Early this season we took a look at the Washington Redskins during our NFL Tech Series and looked at the additions to FedEx Field as well as the new solar initiative at the stadium.
Well, BizTech Magazine just had an exclusive sit-down with Asheesh Kinra, the Redskins VP of information technology, and Sonny Sun, Redskins IT manager who gave a lot of great insight about the new technology additions that have been added at FedEx Field.
A few of the highlights are:
- Kinra and Sun built a blazingly fast wireless network at Redskins Park, the organization’s headquarters and practice facility in Ashburn, Va. The deployment allowed coaches to replace paper playbooks with iPads and give the team a competitive edge.
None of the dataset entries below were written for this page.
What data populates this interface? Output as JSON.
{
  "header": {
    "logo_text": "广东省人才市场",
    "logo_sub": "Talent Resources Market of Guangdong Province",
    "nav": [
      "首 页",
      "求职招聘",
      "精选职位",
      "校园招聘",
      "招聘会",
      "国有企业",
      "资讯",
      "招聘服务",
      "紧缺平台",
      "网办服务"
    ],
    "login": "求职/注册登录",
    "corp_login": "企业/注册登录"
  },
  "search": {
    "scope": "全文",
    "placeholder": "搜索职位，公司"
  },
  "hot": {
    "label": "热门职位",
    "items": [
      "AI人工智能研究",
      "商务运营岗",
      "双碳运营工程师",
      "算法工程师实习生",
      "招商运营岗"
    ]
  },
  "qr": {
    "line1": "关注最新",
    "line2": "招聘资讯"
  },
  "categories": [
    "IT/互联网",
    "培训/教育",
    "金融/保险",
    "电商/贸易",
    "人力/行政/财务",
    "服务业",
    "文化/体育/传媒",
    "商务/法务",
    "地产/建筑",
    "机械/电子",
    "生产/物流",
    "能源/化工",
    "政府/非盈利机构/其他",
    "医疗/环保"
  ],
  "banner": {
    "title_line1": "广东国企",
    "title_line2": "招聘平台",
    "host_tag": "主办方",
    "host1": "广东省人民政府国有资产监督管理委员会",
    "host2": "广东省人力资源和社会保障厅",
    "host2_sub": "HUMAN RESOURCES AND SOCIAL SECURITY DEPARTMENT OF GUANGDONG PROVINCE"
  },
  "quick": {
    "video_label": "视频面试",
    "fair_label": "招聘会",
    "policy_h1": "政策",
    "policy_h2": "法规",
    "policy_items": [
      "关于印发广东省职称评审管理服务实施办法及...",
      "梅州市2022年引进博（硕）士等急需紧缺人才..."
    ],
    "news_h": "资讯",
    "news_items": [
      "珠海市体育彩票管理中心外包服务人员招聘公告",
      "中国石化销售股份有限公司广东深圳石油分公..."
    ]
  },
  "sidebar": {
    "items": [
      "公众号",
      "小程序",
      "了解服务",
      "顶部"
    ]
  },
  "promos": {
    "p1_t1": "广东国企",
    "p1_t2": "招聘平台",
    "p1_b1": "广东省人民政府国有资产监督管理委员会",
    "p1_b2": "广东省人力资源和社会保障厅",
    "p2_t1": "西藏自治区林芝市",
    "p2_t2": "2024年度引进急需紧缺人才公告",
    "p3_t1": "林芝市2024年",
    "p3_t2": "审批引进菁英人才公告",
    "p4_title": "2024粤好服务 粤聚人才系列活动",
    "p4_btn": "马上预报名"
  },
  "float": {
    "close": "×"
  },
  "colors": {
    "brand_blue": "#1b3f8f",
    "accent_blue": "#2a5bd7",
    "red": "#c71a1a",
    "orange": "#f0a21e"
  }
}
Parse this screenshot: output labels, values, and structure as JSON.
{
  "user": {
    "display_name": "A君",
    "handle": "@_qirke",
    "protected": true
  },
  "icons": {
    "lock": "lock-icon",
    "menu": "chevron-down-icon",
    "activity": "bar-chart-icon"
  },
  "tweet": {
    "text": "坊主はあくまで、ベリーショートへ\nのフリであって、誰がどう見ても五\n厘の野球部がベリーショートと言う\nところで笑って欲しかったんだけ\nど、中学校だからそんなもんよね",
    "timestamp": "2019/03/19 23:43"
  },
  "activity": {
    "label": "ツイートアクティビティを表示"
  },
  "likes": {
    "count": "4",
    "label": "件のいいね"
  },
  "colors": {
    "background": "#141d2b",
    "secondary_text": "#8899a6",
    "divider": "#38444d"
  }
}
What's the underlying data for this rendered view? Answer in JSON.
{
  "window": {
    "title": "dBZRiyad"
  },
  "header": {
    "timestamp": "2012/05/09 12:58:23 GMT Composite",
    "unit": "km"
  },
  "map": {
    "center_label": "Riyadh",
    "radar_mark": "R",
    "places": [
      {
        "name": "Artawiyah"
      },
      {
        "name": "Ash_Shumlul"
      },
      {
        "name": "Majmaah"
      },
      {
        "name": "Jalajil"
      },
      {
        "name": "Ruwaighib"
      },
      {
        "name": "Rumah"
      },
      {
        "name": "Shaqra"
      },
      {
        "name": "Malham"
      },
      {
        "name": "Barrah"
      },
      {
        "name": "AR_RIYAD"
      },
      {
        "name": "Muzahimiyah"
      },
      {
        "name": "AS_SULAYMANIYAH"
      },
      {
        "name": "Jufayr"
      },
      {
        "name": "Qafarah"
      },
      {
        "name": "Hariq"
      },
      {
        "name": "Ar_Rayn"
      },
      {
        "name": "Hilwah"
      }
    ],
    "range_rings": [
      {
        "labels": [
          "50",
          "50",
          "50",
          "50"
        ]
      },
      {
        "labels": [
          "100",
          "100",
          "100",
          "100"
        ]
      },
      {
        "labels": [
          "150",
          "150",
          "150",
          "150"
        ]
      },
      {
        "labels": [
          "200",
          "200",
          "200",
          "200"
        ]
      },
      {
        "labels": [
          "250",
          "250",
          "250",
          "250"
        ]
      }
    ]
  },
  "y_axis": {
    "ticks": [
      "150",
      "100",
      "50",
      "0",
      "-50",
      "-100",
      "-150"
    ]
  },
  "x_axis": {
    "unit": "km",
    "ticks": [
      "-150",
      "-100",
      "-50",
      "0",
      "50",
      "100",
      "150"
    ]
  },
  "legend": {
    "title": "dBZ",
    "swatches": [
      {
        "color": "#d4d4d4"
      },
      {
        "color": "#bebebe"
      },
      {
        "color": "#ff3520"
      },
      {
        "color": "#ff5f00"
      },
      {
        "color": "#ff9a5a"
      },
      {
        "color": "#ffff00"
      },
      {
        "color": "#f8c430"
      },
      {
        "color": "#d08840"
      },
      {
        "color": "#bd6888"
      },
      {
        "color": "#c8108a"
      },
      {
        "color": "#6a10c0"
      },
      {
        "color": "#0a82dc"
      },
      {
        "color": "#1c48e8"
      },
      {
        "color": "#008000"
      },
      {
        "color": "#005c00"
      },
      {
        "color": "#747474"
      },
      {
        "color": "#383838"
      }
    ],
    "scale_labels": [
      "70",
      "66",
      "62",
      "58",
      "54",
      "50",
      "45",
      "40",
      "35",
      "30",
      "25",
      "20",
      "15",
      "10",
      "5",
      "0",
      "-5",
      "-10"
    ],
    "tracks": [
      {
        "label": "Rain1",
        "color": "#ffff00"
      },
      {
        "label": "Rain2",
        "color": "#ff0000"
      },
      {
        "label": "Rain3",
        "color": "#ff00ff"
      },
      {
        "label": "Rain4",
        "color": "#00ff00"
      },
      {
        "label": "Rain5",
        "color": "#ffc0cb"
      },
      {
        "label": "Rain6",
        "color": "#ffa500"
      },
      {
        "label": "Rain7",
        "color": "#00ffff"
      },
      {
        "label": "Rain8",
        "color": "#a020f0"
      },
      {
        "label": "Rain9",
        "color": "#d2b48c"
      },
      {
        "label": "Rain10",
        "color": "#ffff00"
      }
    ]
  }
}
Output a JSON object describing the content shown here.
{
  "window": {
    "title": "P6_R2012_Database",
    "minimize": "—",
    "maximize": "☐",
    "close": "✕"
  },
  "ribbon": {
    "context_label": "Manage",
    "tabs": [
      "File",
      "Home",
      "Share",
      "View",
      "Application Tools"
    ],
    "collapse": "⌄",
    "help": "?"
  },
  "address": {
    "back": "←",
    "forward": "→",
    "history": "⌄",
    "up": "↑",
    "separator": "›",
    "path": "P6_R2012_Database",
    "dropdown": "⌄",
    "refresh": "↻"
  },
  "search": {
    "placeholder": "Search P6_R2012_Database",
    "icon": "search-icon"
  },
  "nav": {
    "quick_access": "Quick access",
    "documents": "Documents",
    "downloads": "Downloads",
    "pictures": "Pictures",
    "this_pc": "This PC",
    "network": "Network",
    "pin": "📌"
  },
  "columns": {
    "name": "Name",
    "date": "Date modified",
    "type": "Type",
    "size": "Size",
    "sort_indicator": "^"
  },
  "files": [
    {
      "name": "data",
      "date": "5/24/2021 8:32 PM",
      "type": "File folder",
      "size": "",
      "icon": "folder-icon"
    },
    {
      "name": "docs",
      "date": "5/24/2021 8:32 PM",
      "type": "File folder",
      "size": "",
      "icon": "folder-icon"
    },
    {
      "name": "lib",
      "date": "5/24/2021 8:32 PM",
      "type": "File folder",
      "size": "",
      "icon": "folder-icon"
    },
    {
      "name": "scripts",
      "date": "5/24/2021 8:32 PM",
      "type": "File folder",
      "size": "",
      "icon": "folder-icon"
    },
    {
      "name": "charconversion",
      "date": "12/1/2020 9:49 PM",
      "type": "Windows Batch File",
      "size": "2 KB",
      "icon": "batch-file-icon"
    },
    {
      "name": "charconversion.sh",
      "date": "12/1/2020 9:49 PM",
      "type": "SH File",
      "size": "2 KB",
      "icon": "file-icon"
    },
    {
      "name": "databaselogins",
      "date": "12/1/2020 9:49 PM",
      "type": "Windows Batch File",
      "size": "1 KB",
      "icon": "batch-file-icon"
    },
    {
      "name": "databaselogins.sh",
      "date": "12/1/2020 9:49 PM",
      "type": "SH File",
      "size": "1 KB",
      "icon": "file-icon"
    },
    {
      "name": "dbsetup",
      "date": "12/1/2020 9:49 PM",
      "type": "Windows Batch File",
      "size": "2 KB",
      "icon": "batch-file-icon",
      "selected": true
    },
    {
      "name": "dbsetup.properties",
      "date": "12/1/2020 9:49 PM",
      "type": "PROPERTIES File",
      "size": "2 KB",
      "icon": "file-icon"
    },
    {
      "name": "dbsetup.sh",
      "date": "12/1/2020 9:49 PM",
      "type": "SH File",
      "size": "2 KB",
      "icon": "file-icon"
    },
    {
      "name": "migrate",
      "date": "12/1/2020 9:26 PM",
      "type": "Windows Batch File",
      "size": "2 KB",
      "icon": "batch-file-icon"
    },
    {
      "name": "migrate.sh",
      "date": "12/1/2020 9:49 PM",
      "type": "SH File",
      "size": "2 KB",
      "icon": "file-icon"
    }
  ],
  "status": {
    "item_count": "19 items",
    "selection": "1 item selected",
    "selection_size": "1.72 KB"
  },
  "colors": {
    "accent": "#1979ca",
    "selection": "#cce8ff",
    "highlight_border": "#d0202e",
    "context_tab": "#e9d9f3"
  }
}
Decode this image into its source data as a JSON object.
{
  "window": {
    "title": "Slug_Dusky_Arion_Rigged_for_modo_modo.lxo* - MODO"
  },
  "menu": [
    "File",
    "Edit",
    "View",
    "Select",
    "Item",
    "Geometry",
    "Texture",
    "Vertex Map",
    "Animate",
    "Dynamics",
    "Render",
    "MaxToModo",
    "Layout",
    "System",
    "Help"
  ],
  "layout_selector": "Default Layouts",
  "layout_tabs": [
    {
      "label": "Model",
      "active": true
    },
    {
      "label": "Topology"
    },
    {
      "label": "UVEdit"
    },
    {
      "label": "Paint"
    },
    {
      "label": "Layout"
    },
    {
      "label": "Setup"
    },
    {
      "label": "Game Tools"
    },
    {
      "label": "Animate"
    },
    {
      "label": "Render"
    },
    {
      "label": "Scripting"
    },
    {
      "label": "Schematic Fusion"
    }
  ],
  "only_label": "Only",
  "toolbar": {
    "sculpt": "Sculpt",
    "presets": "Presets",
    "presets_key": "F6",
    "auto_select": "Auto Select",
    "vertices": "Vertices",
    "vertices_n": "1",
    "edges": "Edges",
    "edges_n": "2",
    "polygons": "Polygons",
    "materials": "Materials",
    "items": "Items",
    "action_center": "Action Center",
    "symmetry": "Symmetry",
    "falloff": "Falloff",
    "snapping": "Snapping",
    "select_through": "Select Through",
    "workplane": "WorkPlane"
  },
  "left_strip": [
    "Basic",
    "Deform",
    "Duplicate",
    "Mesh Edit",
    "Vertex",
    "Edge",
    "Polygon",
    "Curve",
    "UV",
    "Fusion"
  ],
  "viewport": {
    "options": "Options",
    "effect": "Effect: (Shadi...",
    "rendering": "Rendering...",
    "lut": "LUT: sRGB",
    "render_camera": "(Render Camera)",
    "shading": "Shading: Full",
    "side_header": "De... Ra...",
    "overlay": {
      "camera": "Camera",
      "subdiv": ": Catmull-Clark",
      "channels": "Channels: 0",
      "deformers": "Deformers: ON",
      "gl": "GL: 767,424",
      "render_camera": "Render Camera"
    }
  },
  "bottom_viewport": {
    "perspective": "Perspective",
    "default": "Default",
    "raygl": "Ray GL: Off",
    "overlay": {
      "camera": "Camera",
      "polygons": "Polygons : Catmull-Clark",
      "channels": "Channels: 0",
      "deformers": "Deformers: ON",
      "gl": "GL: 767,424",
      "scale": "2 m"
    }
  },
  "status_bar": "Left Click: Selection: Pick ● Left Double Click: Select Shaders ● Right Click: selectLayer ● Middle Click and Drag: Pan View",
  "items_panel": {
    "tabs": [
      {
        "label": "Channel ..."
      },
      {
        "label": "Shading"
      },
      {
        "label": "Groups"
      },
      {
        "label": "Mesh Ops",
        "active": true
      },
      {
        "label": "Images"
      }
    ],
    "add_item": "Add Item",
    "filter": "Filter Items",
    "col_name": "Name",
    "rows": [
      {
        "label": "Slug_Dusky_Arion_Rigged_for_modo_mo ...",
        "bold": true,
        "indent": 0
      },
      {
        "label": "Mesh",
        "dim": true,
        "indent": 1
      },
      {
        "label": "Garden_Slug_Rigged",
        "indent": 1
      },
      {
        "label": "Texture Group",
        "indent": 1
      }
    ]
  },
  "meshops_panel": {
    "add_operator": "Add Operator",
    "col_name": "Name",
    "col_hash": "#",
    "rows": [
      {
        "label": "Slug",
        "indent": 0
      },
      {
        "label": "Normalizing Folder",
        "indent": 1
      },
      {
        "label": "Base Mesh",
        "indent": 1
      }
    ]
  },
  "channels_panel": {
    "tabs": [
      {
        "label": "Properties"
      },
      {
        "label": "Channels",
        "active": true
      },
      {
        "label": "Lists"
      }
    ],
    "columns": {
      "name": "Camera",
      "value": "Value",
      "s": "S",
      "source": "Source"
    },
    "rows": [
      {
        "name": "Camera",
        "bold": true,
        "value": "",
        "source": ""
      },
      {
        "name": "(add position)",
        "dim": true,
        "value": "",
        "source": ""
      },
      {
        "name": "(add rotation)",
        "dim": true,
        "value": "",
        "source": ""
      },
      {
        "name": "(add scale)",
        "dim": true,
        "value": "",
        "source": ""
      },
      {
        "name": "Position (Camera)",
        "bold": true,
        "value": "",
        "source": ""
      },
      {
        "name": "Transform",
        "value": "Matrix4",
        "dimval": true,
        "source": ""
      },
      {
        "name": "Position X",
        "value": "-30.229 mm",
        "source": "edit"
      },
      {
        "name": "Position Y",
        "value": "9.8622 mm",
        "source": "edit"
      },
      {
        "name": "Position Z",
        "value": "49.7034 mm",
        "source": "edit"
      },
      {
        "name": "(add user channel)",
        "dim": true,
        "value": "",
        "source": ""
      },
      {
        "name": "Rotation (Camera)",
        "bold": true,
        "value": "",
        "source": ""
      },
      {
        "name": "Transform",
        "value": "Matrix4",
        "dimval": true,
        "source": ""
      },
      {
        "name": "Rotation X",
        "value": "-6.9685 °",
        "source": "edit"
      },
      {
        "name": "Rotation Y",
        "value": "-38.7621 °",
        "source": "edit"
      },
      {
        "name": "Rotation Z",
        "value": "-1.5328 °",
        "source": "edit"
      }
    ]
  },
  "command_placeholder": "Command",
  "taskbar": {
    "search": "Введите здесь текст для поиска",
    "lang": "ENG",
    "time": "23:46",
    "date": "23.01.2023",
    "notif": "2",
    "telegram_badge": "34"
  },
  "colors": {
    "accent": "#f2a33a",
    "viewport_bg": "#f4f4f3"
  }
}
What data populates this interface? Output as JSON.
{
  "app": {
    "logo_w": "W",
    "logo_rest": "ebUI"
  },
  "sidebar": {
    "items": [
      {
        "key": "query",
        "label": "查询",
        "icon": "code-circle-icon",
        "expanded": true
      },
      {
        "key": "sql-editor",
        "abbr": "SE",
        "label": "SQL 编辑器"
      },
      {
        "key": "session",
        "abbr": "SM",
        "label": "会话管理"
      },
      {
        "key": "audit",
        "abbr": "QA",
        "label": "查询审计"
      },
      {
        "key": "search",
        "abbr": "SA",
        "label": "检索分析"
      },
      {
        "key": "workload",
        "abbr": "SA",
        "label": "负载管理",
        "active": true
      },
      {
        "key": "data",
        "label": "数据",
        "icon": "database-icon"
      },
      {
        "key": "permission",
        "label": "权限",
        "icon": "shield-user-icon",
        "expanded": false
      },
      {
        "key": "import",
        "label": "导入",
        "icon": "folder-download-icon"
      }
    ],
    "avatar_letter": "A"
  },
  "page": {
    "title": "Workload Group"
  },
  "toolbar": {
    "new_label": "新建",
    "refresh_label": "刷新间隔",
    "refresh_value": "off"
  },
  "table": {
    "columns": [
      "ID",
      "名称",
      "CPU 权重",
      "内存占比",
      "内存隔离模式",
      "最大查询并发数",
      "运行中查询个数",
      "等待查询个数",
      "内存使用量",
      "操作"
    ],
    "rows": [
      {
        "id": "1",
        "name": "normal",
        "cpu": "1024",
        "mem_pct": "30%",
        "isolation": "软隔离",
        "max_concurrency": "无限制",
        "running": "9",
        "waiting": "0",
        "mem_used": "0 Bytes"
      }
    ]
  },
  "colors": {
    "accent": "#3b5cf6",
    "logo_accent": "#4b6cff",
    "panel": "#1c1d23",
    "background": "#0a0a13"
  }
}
- Kinra and his four IT staffers also completed a two-year project in which they replaced two aging phone systems that crashed repeatedly with a more reliable Voice over IP (VoIP) system. The new technology (installed at Redskins Park and FedExField, the team’s 79,000-seat stadium in Landover, Md.) features many unified communications (UC) capabilities, including the ability for employees to route office calls to their mobile phones.
- By the spring of 2011, the team had had enough, and Kinra consulted with CDW to find a solution. He and his staff briefly considered several VoIP vendors, and even flirted with the idea of a cloud-based phone system, but because the Redskins had previously standardized on Cisco Systems for its network, it was an easy decision to go with Cisco’s UC phone system, Kinra says. For about six months, a team of CDW experts helped the Redskins design the new phone system. CDW Corporate Account Manager Steve Hurst and two solution architects visited the Redskins several times and had about a dozen more meetings over the phone.
- The new UC phone system is much easier to manage. Using web-based software, the IT staff can remotely configure and manage the system. Adding, moving or transferring a phone line is also a piece of cake. In the past, adding a new phone extension would take 30 minutes. Today, says Sun, it takes as little as one to five minutes because it’s IP-based. “Now we just have to plug a phone into a network jack, and it’s almost instantaneous.”
The article also goes into how the staff is looking into WiFi upgrades as well as iPads for the players for each week’s game plan that used to be printed on hundreds of pieces of paper. Now with the upgraded technology the players can download the game-plan on their IPad on Tuesday night’s of game week and have already studied it when they report to the facility on Wednesday morning to implement it.
With technology enabling teams to do business more efficiently and cost-effectively, individuals like Kinra and Sun will be commonplace with not only NFL teams, but teams of all leagues.